# r&t kennels new pups



## rob keck (May 11, 2012)

we had 8 fine little pups. should make some really fine hunting  dogs  5 males and 3 females


----------



## gemcgrew (May 11, 2012)

Good looking litter!


----------



## mlandrum (May 11, 2012)

Hurry Rob !!!!!    Somebody slipped a RED pup in there on ya   Yep, they lookin good


----------



## rob keck (May 11, 2012)

there is 2 red ones both are red i love the red dogs



mlandrum said:


> Hurry Rob !!!!!    Somebody slipped a RED pup in there on ya   Yep, they lookin good


----------



## beagler101 (May 11, 2012)

2 good ones for sure


----------



## Rabbit Dog (May 12, 2012)

What they out of Rob? You done made Stretch a Papa?


----------



## rob keck (May 14, 2012)

yep strecth is a papa




Rabbit Dog said:


> What they out of Rob? You done made Stretch a Papa?


----------



## thomas gose (May 14, 2012)

Good lookin litter!


----------



## DeucesWild (May 14, 2012)

rob keck said:


> there is 2 red ones both are red i love the red dogs


----------



## Terry Long (May 14, 2012)

nice litter r&t Kennels but it looks like the same litter I had this Jan  6 females and 1male 

again nice litter


----------



## Rabbit Dog (May 14, 2012)

If they run half as good as Stretch, you got some good uns. Congratulations! You need to come out and get that 2nd win on your female...unless she is busy with those pups???


----------



## rob keck (May 15, 2012)

Rabbit Dog said:


> If they run half as good as Stretch, you got some good uns. Congratulations! You need to come out and get that 2nd win on your female...unless she is busy with those pups???
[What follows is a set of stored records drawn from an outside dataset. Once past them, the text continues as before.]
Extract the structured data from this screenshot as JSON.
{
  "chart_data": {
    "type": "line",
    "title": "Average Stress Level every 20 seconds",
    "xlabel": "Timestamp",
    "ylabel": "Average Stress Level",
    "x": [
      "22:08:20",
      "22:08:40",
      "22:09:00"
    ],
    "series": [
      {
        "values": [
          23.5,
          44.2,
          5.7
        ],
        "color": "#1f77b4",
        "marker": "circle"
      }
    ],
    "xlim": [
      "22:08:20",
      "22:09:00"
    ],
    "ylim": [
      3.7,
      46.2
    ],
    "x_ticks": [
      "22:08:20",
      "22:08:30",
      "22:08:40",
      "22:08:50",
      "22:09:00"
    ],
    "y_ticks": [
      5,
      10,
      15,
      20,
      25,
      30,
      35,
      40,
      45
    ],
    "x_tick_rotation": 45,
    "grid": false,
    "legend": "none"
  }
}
no i bread him to another female i have thats out of jd 
i know i need 0ne more on her and one more on stretch but i have been so busy with the kids and building my new kennel"s dont worry i will be there soon i just need to get caught up


----------



## Rabbit Dog (May 15, 2012)

O'Neal Williams says "If a man's too busy to go fishing, he's just too busy." Same goes with running dogs!!!!
  Hurry up and get er done!


----------



## rob keck (May 16, 2012)

i am trying i am still running dogs i have a young dog that i have been running alot here lately and he is strecth's bother he is turning out to be a very nice dog,,, thats what i have been doing i run him solo and stretch solo and then zeena solo i am trying to get them fine tuned


----------



## Beagler282 (May 17, 2012)

Nice pups Rob.


----------



## rob keck (May 18, 2012)

Beagler282 said:


> Nice pups Rob.



thank you ray


----------



## mlandrum (May 18, 2012)

Terry Long said:


> nice litter r&t Kennels but it looks like the same litter I had this Jan  6 females and 1male View attachment 666755
> 
> again nice litter



Terry, who is that BLUE in your Avatar ?????


----------



## Terry Long (May 25, 2012)

mlandrum said:


> Terry, who is that BLUE in your Avatar ?????



that is my male beagle skullfork breeding


----------



## Nitram4891 (May 31, 2012)

Nice dogs!


----------